One Star

Dynamically selecting schema in DQ Column Analysis

We have several database schemas that contain tables with the exact same columns, data types, etc. in each schema.  Let's say I create a Column Analysis for the CUSTOMER table in SchemaA.  I want to create a Talend job that runs the same column analyses on SchemaB, SchemaC, and SchemaD.  How do I do this with context variables?
When I run the analysis, the SQL looks something like this:
select count(*) from SchemaA.Customer where ColumnA is null
It looks like it's hardcoding the schema name in the generated SQL.  How do we work around that to make it dynamic?
3 REPLIES
Seventeen Stars

Re: Dynamically selecting schema in DQ Column Analysis

You could put the schema into a context variable and call the same job with handover the schema as context variable.
Let say you define in your job a context variable called database_schema.
Your query should looks like:
At the beginning of the job or for the context parameters in a tRunJob you set the context variable with the correct schema.
select count(*) from " + context.database_schema + ".Customer where ColumnA is null

Actually this way you could also change column names.
One Star

Re: Dynamically selecting schema in DQ Column Analysis

Makes sense, but will this approach work when we create a job that uses tDQReportRun component to call a DQ Column Analysis?

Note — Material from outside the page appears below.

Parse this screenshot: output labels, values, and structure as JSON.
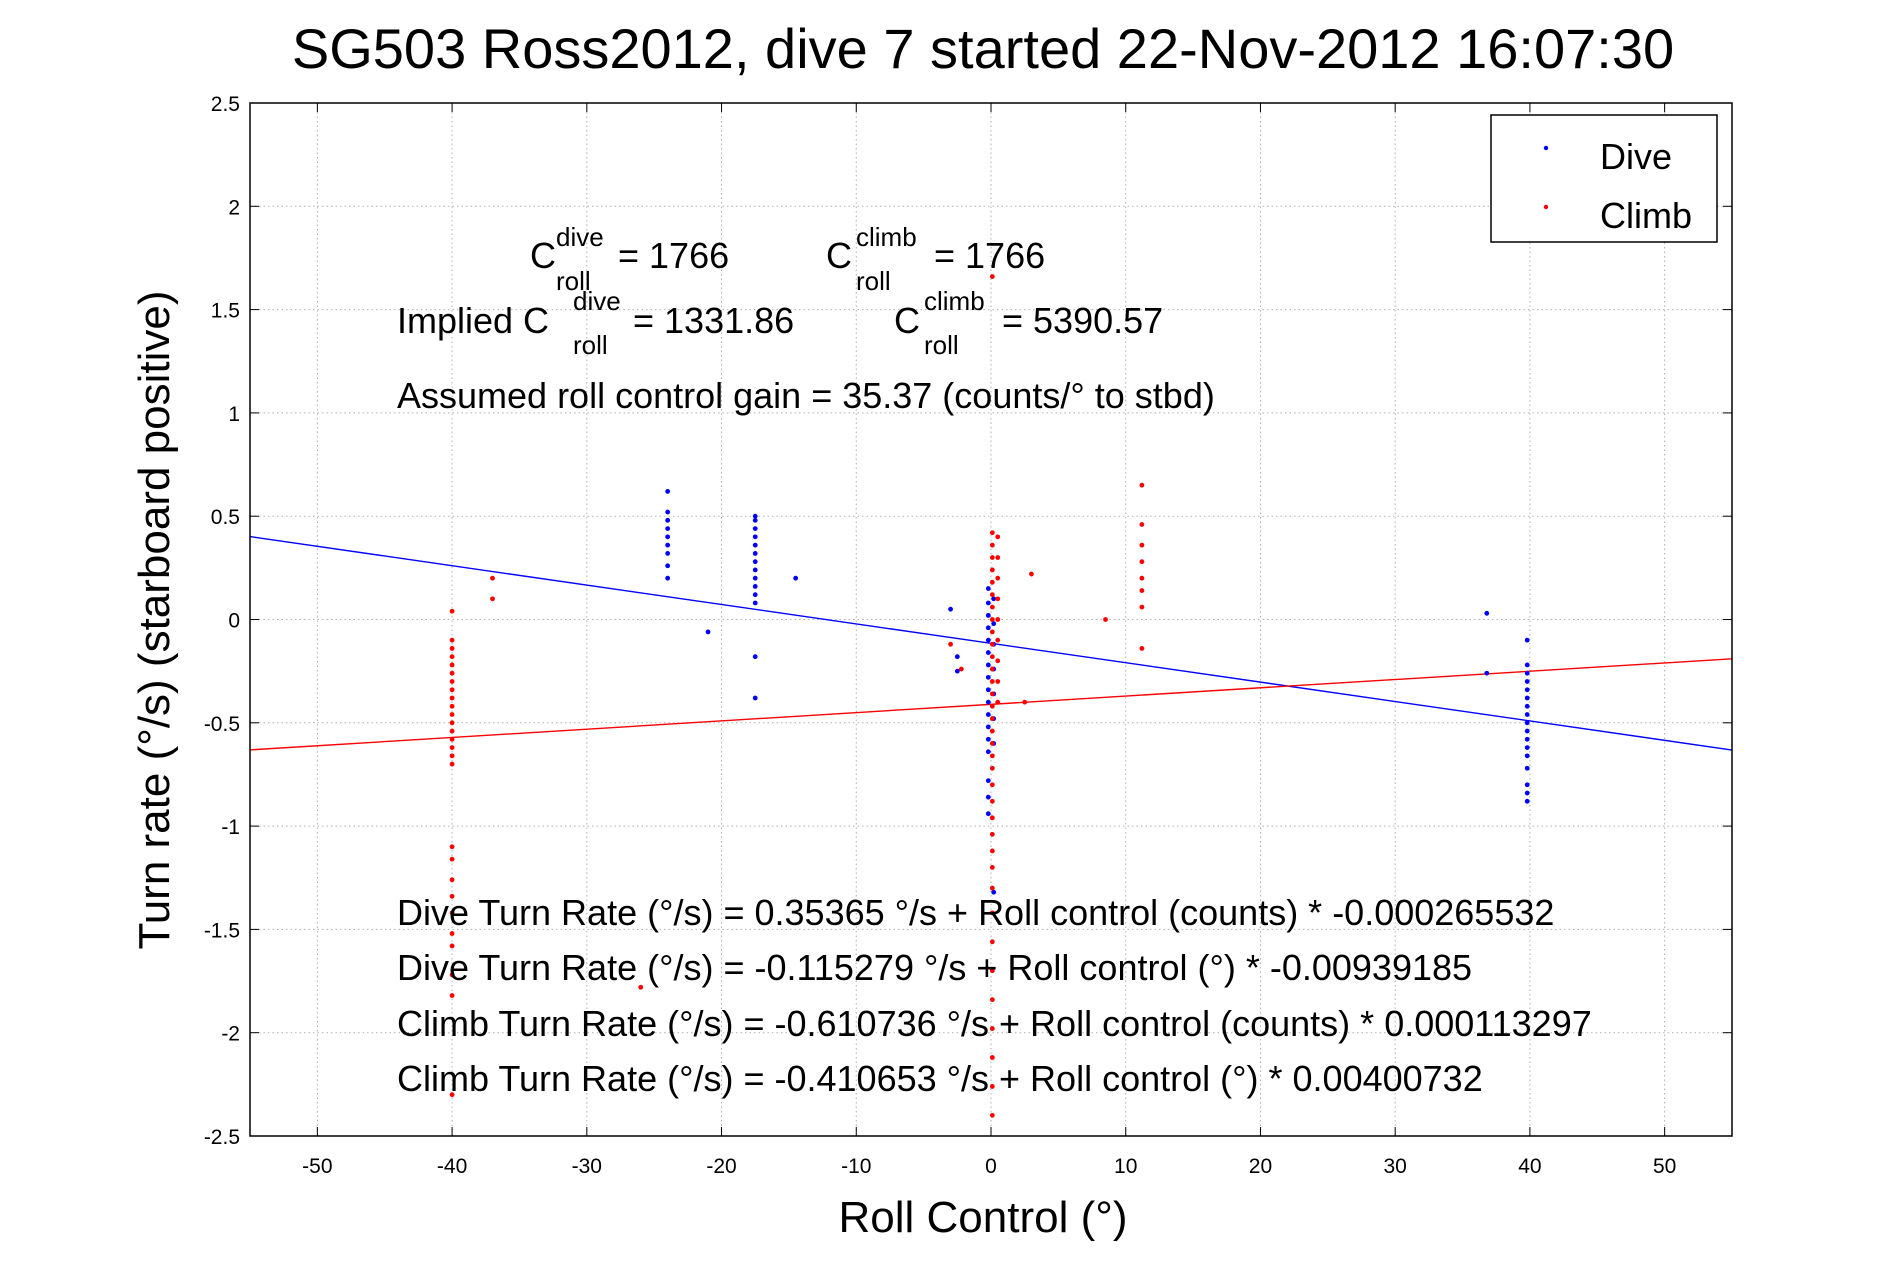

When we create a Column Analysis, we must select a DB to choose the columns to analyze.  If we select SchemaA as our database, will this same job work if we have a context variable for schema and we run it in other schemas besides SchemaA?
Seventeen Stars

Re: Dynamically selecting schema in DQ Column Analysis

I do not know, I have not used the component tDQReportRun so far. But the typical configuration of a database is via context variables and I would be surprised if the data quality stuff use other methods to configure the database.